Propofol appears to produce a dose-dependent decrease in mean arterial pressure due to a decrease in both preload and afterload but without a change in cardiac output. However, in a hypovolemic patient, this decrease in mean arterial pressure could indirectly increase the risk of myocardial depression. Therefore, careful assessment of a patient’s volume status is warranted when considering the use of propofol for ICU sedation. In hypovolemic patients with preserved left ventricular function, clinicians should consider the administration of intravenous fluids to optimize preload as a means of avoiding propofol-induced hypotension. This strategy is not needed in heart failure patients with significant volume overload. Indeed, in those patients, a propofol-induced decrease in preload and afterload may actually enhance cardiac output and reduce filling pressures.

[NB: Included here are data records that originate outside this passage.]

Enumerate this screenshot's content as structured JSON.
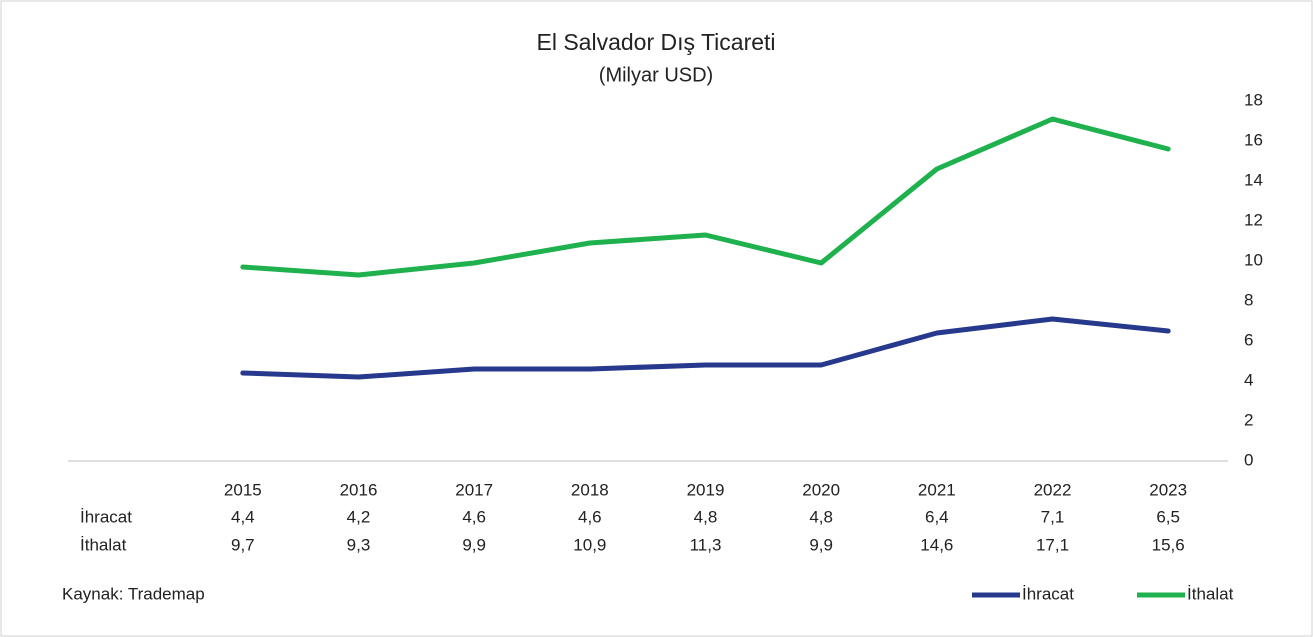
{
  "chart_data": {
    "type": "line",
    "title": "El Salvador Dış Ticareti",
    "subtitle": "(Milyar USD)",
    "categories": [
      "2015",
      "2016",
      "2017",
      "2018",
      "2019",
      "2020",
      "2021",
      "2022",
      "2023"
    ],
    "series": [
      {
        "name": "İhracat",
        "color": "#26398d",
        "values": [
          4.4,
          4.2,
          4.6,
          4.6,
          4.8,
          4.8,
          6.4,
          7.1,
          6.5
        ],
        "value_labels": [
          "4,4",
          "4,2",
          "4,6",
          "4,6",
          "4,8",
          "4,8",
          "6,4",
          "7,1",
          "6,5"
        ]
      },
      {
        "name": "İthalat",
        "color": "#1fb14e",
        "values": [
          9.7,
          9.3,
          9.9,
          10.9,
          11.3,
          9.9,
          14.6,
          17.1,
          15.6
        ],
        "value_labels": [
          "9,7",
          "9,3",
          "9,9",
          "10,9",
          "11,3",
          "9,9",
          "14,6",
          "17,1",
          "15,6"
        ]
      }
    ],
    "ylim": [
      0,
      18
    ],
    "yticks": [
      0,
      2,
      4,
      6,
      8,
      10,
      12,
      14,
      16,
      18
    ],
    "y_axis_side": "right",
    "source": "Kaynak: Trademap"
  }
}
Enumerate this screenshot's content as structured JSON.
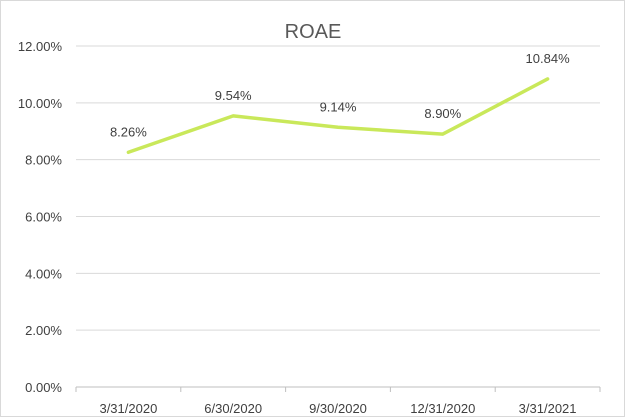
{
  "chart_data": {
    "type": "line",
    "title": "ROAE",
    "categories": [
      "3/31/2020",
      "6/30/2020",
      "9/30/2020",
      "12/31/2020",
      "3/31/2021"
    ],
    "series": [
      {
        "values": [
          8.26,
          9.54,
          9.14,
          8.9,
          10.84
        ],
        "data_labels": [
          "8.26%",
          "9.54%",
          "9.14%",
          "8.90%",
          "10.84%"
        ],
        "color": "#c9e85a"
      }
    ],
    "y_ticks": [
      "0.00%",
      "2.00%",
      "4.00%",
      "6.00%",
      "8.00%",
      "10.00%",
      "12.00%"
    ],
    "y_tick_values": [
      0,
      2,
      4,
      6,
      8,
      10,
      12
    ],
    "ylim": [
      0,
      12
    ],
    "grid": true,
    "legend": "none",
    "xlabel": "",
    "ylabel": ""
  }
}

In addition to assessing the patient’s volume status, judicious titration of propofol is recommended. The study results appear to demonstrate a dose-dependent decrease in mean arterial pressure. Therefore, propofol should be titrated carefully while monitoring the patient’s vital signs to avoid any precipitous drop in blood pressure or heart rate. Clinicians might consider the use of alternatives to avoid these adverse effects; however, dexmedetomidine has been shown to have a similar incidence of hypotension and bradycardia when compared to propofol (21). Since benzodiazepines are not routinely used due to increased risk of delirium, there are no other alternative sedatives that would be safer than propofol.
Propofol should not be avoided in the cardiac intensive care setting in patients with reduced left ventricular function or hemodynamic instability simply due to concerns for myocardial depression. The data suggesting that propofol causes myocardial infarction due to a negative inotropic effect are not convincing. Propofol likely causes myocardial depression indirectly through venous and arterial vasodilation that leads to a reduction in stroke volume. This can be corrected by intravascular volume repletion and cautious dose titration in hypovolemic patients and may even be of benefit in patients with acute decompensated heart failure.